KAÂNICHE et al., 2000, entre outros). Para grandes áreas, a aquisição de dados é feita, geralmente, com recurso a sensores remotos, nomeadamente imagens de satélite, que constituem as principais fontes de dados geoespaciais e temáticos dos SIG e de custos relativamente baixos.

Nos SIG, a interacção directa entre o utilizador, o software e as BD tornou-se parte integrante do processo de modelação.

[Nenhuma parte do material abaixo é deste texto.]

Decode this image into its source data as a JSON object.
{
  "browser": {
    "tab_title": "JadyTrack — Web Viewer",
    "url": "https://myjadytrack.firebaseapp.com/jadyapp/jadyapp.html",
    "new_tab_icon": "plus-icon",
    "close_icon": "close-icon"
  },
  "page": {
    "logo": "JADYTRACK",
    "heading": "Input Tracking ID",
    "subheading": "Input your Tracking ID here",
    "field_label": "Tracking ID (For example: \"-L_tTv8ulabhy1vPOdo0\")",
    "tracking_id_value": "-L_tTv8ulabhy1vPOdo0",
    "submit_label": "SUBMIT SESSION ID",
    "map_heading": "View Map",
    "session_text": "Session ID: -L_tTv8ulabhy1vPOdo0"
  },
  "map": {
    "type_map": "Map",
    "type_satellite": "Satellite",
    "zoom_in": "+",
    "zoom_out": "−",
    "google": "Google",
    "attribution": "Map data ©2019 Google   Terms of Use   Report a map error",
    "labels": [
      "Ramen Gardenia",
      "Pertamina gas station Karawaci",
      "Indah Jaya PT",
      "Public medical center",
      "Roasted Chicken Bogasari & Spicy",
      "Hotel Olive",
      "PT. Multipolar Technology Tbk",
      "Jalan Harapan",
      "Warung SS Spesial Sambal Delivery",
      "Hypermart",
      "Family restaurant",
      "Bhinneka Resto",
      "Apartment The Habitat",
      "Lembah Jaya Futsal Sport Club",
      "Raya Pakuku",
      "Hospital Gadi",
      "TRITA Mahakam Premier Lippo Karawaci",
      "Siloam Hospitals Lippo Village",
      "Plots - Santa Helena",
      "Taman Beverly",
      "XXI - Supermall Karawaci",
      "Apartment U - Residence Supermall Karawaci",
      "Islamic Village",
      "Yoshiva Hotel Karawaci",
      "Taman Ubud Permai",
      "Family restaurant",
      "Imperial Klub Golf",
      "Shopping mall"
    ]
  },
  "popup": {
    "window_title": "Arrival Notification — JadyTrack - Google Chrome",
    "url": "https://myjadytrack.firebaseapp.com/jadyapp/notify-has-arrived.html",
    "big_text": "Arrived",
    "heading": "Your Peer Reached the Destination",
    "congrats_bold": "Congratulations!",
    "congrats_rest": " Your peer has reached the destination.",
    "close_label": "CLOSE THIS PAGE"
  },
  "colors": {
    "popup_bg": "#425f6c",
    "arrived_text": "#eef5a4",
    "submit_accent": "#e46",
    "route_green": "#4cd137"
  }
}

A definição tradicional de um mapa é ampliada por esta tecnologia, podendo-se distinguir entre cartas reais, ou seja, directamente visualizáveis ou que têm uma existência permanente, tangível, e cartas virtuais, que podem ser de três tipos (WOOD, 1993):

• apenas constituem vistas (views), isto é, só existem transitoriamente no monitor;

• existem arquivadas em formato digital (por exemplo, em CD-Rom), mas não são directamente visualizáveis;

• não são directamente visualizáveis nem constituem uma realidade permanente, tangível; é o caso de informação geográfica armazenada numa base que potencialmente pode fundamentar futuros mapas.

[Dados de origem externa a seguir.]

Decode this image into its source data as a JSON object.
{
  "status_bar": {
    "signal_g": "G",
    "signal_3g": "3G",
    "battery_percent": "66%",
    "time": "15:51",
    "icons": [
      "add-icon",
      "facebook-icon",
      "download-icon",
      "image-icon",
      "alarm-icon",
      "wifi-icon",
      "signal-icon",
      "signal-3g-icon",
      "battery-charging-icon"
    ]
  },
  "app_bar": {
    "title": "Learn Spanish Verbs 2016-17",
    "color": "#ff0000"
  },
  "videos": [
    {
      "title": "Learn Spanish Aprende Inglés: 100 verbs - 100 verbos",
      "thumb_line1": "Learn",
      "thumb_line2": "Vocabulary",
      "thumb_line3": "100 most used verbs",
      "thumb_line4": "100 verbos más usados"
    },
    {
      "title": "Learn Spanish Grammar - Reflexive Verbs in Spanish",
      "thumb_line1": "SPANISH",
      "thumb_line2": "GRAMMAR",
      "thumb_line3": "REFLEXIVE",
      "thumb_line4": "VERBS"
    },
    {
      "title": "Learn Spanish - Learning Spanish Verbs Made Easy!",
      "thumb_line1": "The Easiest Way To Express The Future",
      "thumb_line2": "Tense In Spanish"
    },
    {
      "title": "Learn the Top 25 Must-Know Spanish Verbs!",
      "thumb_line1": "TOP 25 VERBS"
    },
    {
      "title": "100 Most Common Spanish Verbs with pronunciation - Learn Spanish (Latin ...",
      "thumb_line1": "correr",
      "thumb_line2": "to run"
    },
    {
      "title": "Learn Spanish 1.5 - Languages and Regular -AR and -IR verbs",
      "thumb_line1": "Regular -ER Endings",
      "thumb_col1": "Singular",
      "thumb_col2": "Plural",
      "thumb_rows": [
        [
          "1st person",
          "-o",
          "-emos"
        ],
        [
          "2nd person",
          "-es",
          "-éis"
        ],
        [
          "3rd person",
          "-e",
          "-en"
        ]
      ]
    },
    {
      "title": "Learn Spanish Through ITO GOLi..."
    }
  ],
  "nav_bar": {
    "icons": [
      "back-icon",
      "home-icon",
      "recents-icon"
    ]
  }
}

O recurso aos SIG encontra, contudo, alguns problemas nas aplicações espaciais relacionadas com a representação do terreno, nomeadamente no que respeita:

• à geometria complexa do terreno;

• à resolução e exactidão de medições que pretende representar e erros associados;

• à eventual necessidade de relacionar dados com diferentes níveis de generalização.

O conceito de um conjunto de cartas em papel que dependem da escala, tem sido substituído gradualmente por um conjunto de BD digitais contendo dados com várias resoluções; tem-se pois enveredado pela utilização sistemática de computadores, e o recurso aos SIG afigura-se prometedor. Alguns SIG permitem caracterizar a morfologia do terreno de uma dada área, através do respectivo modelo digital de terreno, proporcionar a gestão optimizada de recursos, dispor de inventários actualizados sobre fenómenos ou actividades, efectuar estudos de impacte no ambiente, optimizar a localização de actividades, etc. Uma vez seleccionados os factores do meio relevantes para a carta a obter e desenvolvidos os programas necessários, será possível efectuar uma rápida análise espacial, lógica e/ou matemática, dos elementos das bases de dados geométricos e alfanuméricos previamente concebidas, e obter novas cartas, derivadas e/ou de síntese.

No presente capítulo, apresentam-se os SIG e algumas das suas características, as ferramentas que disponibilizam, e exemplificam-se algumas aplicações no âmbito das Ciências da Terra. Refere-se, ainda, a sua aplicação em Portugal em cartografia geotécnica e afim, e propõe-se um modelo de dados a adoptar para complementar os actuais sistemas de informação que existem nas câmaras municipais, para dotá-los com dados georreferenciados no domínio das Ciências da Terra e, em particular, da Geotecnia.